Socket’s Threat Research Team has uncovered a sophisticated phishing campaign dubbed “Beamglea” that exploited 175 malicious npm packages to target over 135 industrial, technology, and energy companies worldwide.
The malicious packages accumulated more than 26,000 downloads collectively, serving as infrastructure for widespread credential harvesting attacks against major corporations across multiple sectors.
The campaign leveraged npm’s public registry and unpkg.com’s content delivery network to host redirect scripts that funnel victims to credential harvesting pages. Unlike traditional supply chain attacks, these packages don’t execute malicious code when installed via npm.
Instead, threat actors abuse npm as free hosting infrastructure for phishing attacks, exploiting unpkg.com’s automatic HTTPS serving of public packages without paying for servers or SSL certificates.
Automated Package Generation and Distribution Strategy
The attackers developed sophisticated Python tooling to automate the entire campaign infrastructure. Analysis revealed redirect_generator.py scripts and PyInstaller-compiled executables that handle victim-specific targeting.
The automation system generates random six-character package names following the pattern “redirect-[a-z0-9]{6}” and processes JavaScript templates by injecting victim email addresses and phishing URLs.
The complete attack chain begins with publishing the package to npm, followed by automatic CDN hosting through unpkg.com. Threat actors then distribute HTML files themed as purchase orders and project documents to targeted victims.

When victims open these HTML files, embedded JavaScript loads from the unpkg.com CDN and redirects to phishing pages that capture credentials with pre-filled email fields to appear legitimate.
Socket’s analysis identified over 630 HTML phishing lures across the 175 packages, using business document themes such as purchase orders like “PO3725.html” and technical specifications like “Product drawing and specification for Heat Exchangers.html.”
All HTML files contain the campaign identifier “nb830r6x” in meta tags and load JavaScript from unpkg.com URLs when opened in browsers.
Command Infrastructure and Industrial Targeting
The campaign operates through seven phishing domains, with cfn.jackpotmastersdanske.com serving as the primary infrastructure, handling 51% of packages.
Secondary infrastructure includes musicboxcr.com with base64-encoded parameters and villasmbuva.co.mz using Mozambique top-level domains. Base64-decoded URL parameters reveal specific targeting of Office 365 accounts without multi-factor authentication enabled.
Industrial manufacturing companies comprised 35% of targets, including Algodue, Piusi, Stratasys, ArcelorMittal, and Demag Cranes. Technology and electronics firms represented 20% of targets, featuring Moxa, D-Link, and Renishaw.
Energy and chemical companies accounted for 15%, including Sasol, ThyssenKrupp Nucera, and H2 Systems.
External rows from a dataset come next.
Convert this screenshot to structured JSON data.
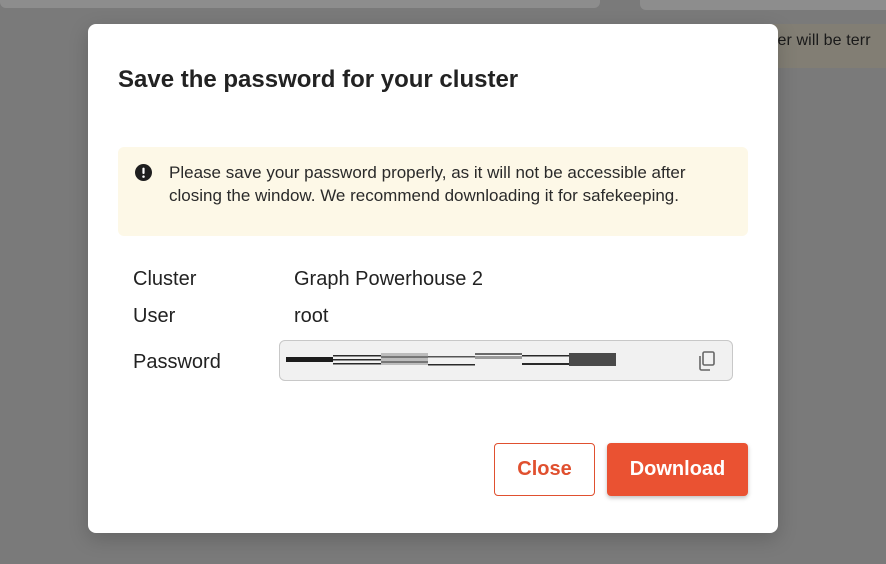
{
  "background": {
    "banner_text": "ter will be terr"
  },
  "modal": {
    "title": "Save the password for your cluster",
    "alert": {
      "icon": "exclamation-circle-icon",
      "text": "Please save your password properly, as it will not be accessible after closing the window. We recommend downloading it for safekeeping."
    },
    "rows": {
      "cluster_label": "Cluster",
      "cluster_value": "Graph Powerhouse 2",
      "user_label": "User",
      "user_value": "root",
      "password_label": "Password"
    },
    "password_field": {
      "copy_icon": "copy-icon"
    },
    "buttons": {
      "close_label": "Close",
      "download_label": "Download"
    }
  },
  "colors": {
    "accent": "#ea5232",
    "alert_background": "#fdf8e7",
    "overlay": "#7a7a7a"
  }
}
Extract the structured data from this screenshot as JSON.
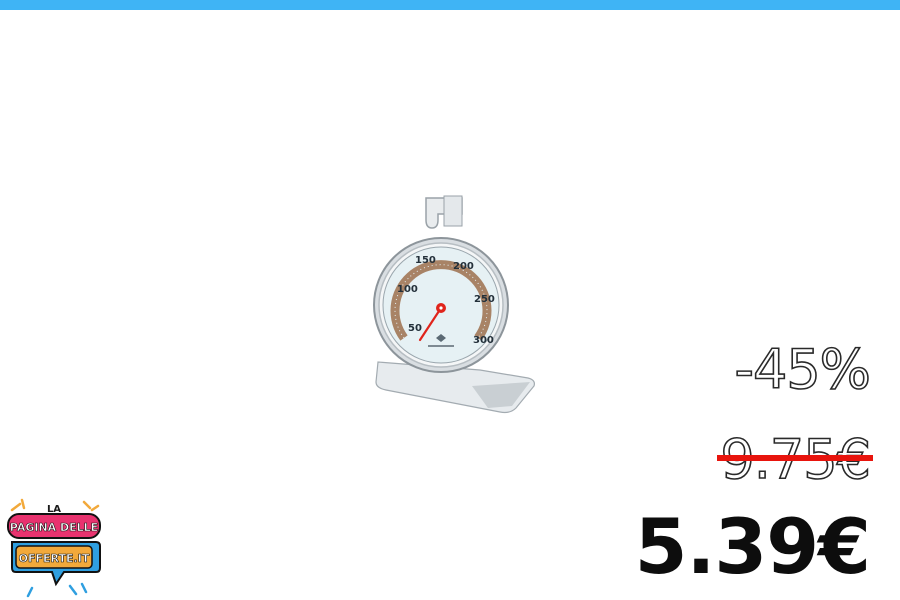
{
  "product_image": {
    "icon": "oven-thermometer-icon"
  },
  "dial": {
    "scale": [
      "50",
      "100",
      "150",
      "200",
      "250",
      "300"
    ]
  },
  "pricing": {
    "discount": "-45%",
    "old_price": "9.75€",
    "new_price": "5.39€"
  },
  "logo": {
    "line1": "LA",
    "line2": "PAGINA DELLE",
    "line3": "OFFERTE.IT"
  },
  "colors": {
    "top_bar": "#3fb4f5",
    "strike": "#e8140d",
    "logo_blue": "#2f9fe0",
    "logo_pink": "#e8336f",
    "logo_orange": "#f2a93b"
  }
}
Geographic targeting focused heavily on Western Europe, particularly Germany, the Netherlands, Belgium, and Italy.

Organizations should immediately force password resets for potentially compromised accounts, enable multi-factor authentication across all business systems, and review email gateway logs for HTML attachments delivered between September and October 2025.
The campaign’s automation and scale indicate an organized threat actor infrastructure requiring comprehensive defensive measures against similar npm-based phishing attacks.